Lock down to save lives? How about shutting down corporations to save the planet

If only governments were as hysterical about climate change

COVID has made a farce of Western liberty, doubly so by governments’ initial unwillingness to impose sanctions, which resulted in thousands of deaths—and the one year of lockdown (and counting). In contrast, many nations deemed authoritarian imposed restrictions on their citizens’ liberties after just a handful of cases, restrictions so severe that it halted the virus in its path and citizens were able to resume a sense of normality after just a few months.

Take Vietnam: This country, with a population of 100 million, has only seen 35 COVID-related deaths. The number is astounding when compared with the 534,000 dead in the United States. As The West fumbled with ideological connotations, Vietnam, having dealt with a SARS epidemic in 2003, launched a containment strategy with military precision: localised lockdowns, community screenings, and quarantine centres for both the infected and their close contacts. Crucially, Vietnam chose to quarantine people who risked the possibility of infection, not just those showing symptoms.

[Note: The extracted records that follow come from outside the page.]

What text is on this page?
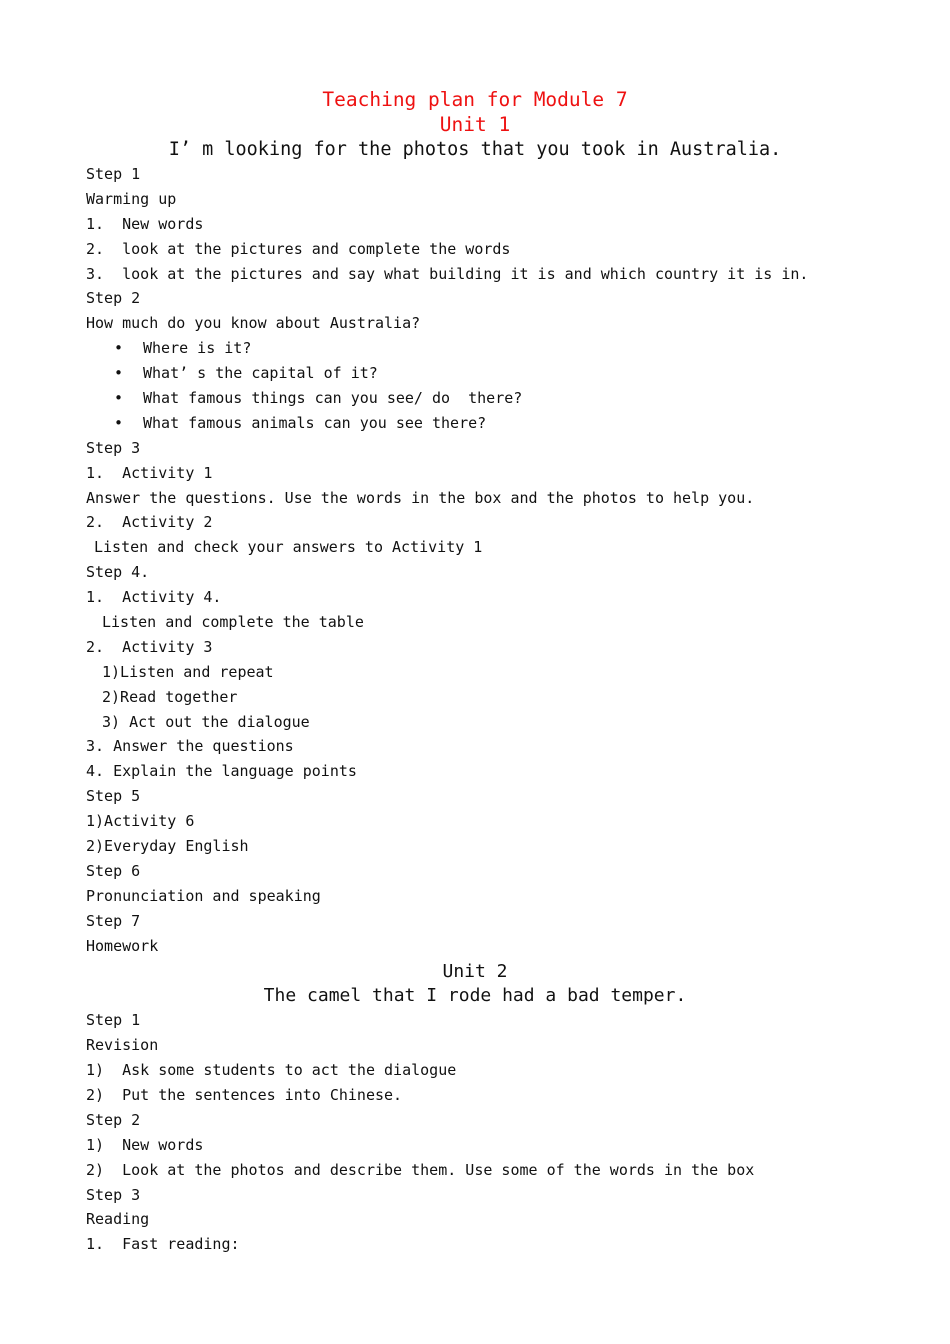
Teaching plan for Module 7
Unit 1
I’ m looking for the photos that you took in Australia.
Step 1
Warming up
1.  New words
2.  look at the pictures and complete the words
3.  look at the pictures and say what building it is and which country it is in.
Step 2
How much do you know about Australia?
• Where is it?
• What’ s the capital of it?
• What famous things can you see/ do  there?
• What famous animals can you see there?
Step 3
1.  Activity 1
Answer the questions. Use the words in the box and the photos to help you.
2.  Activity 2
Listen and check your answers to Activity 1
Step 4.
1.  Activity 4.
Listen and complete the table
2.  Activity 3
1)Listen and repeat
2)Read together
3) Act out the dialogue
3. Answer the questions
4. Explain the language points
Step 5
1)Activity 6
2)Everyday English
Step 6
Pronunciation and speaking
Step 7
Homework
Unit 2
The camel that I rode had a bad temper.
Step 1
Revision
1)  Ask some students to act the dialogue
2)  Put the sentences into Chinese.
Step 2
1)  New words
2)  Look at the photos and describe them. Use some of the words in the box
Step 3
Reading
1.  Fast reading:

Even after an outbreak in Da Nang last summer, only 551 locally transmitted cases were recorded in the three months following.

In comparison, hundreds of people were dying in care homes in England and Wales every week, resulting in more than twenty thousand dead in 2020.

Liberal democracies have see-sawed between protecting the economy and protecting lives, which has resulted in terrible failures on both fronts, all in the name of freedom. The great irony is that citizens of these democracies have experienced some of the strictest measurements in the world, drawn out over much longer periods, with little effect, while populations under authoritarian rule have not been subjected to a “new normal”—Vietnam’s economy even grew last year.

But what is most shocking is the fact that states will happily lock citizens indoors to protect against a virus but they will not sanction the 100 companies responsible for 71% of greenhouse gas emissions.

It’s the fact that industries are granted every freedom while scientists estimate 50% of the world’s species will be extinct at the end of this century due to climate change. That populations are at risk of becoming climate refugees in the coming decades; that cities risk being swept away by the sea; that, already, 4.2 million people die every year because of air pollution. It’s the fact that the risks of climate change aren’t mere possibilities, but the dangerous reality world leaders have been warned of for decades.

If our governments are so keen to save lives, then where are the adequate sanctions on the corporations killing the planet and risking the very extinction of humanity? Where is the same hysteria about polluting industries and mass consumption? We live in an age where it is illegal for Britons to leave the island thanks to a virus with a 3.4% mortality rate, but it is completely legal for industries to continue pillaging the world for its resources despite risking all life on earth.

The contrast is nothing short of absurd.

So what’s the problem? Well, the history of governments and nation states is the institutionalisation of vested economic interests. Governments’ unwillingness to act on climate change proves this remains the case. However, citizens’ willingness to act to protect one another from COVID also proves something—that communities serve each other where institutions fail.

No matter how alien the restrictions might be, the vast majority of us have done what we must in order to protect one another. In fact, if people had been better informed from the beginning, many more would have been saved by the actions of each individual’s willingness to help another. Yet we live in an economic and political system that delegitimises that very willingness by weaponising precarity as a tool of governance. How deeply cynical and insidious to opine that community is dead while creating an increasingly insecure environment in which citizens scramble to get by. How disgustingly arrogant to then turn to that very community and call upon it only when the supposedly superior institutions of modern political life, free markets and privatisation, fail their citizens. How unbelievable to then name any attempts by communities to reorganise around a different set of principles naive, ideological, and dangerous.

We have forsaken our liberty to protect our communities. It is outrageous that the individuals spearheading dangerous corporations and officials putting our health at risk are afforded any at all.

Stripping these corporations of their freedoms is no longer an impossible task. It is a necessary one. Locking down the population of liberal democracies was unimaginable, 12 months ago, but we did it anyway. We locked down to save lives. It’s time to shut them down to save the planet. And, frankly, if our governments are more comfortable sanctioning individuals than companies then we do not live in a democracy at all.

The question then becomes: What are we going to do about it?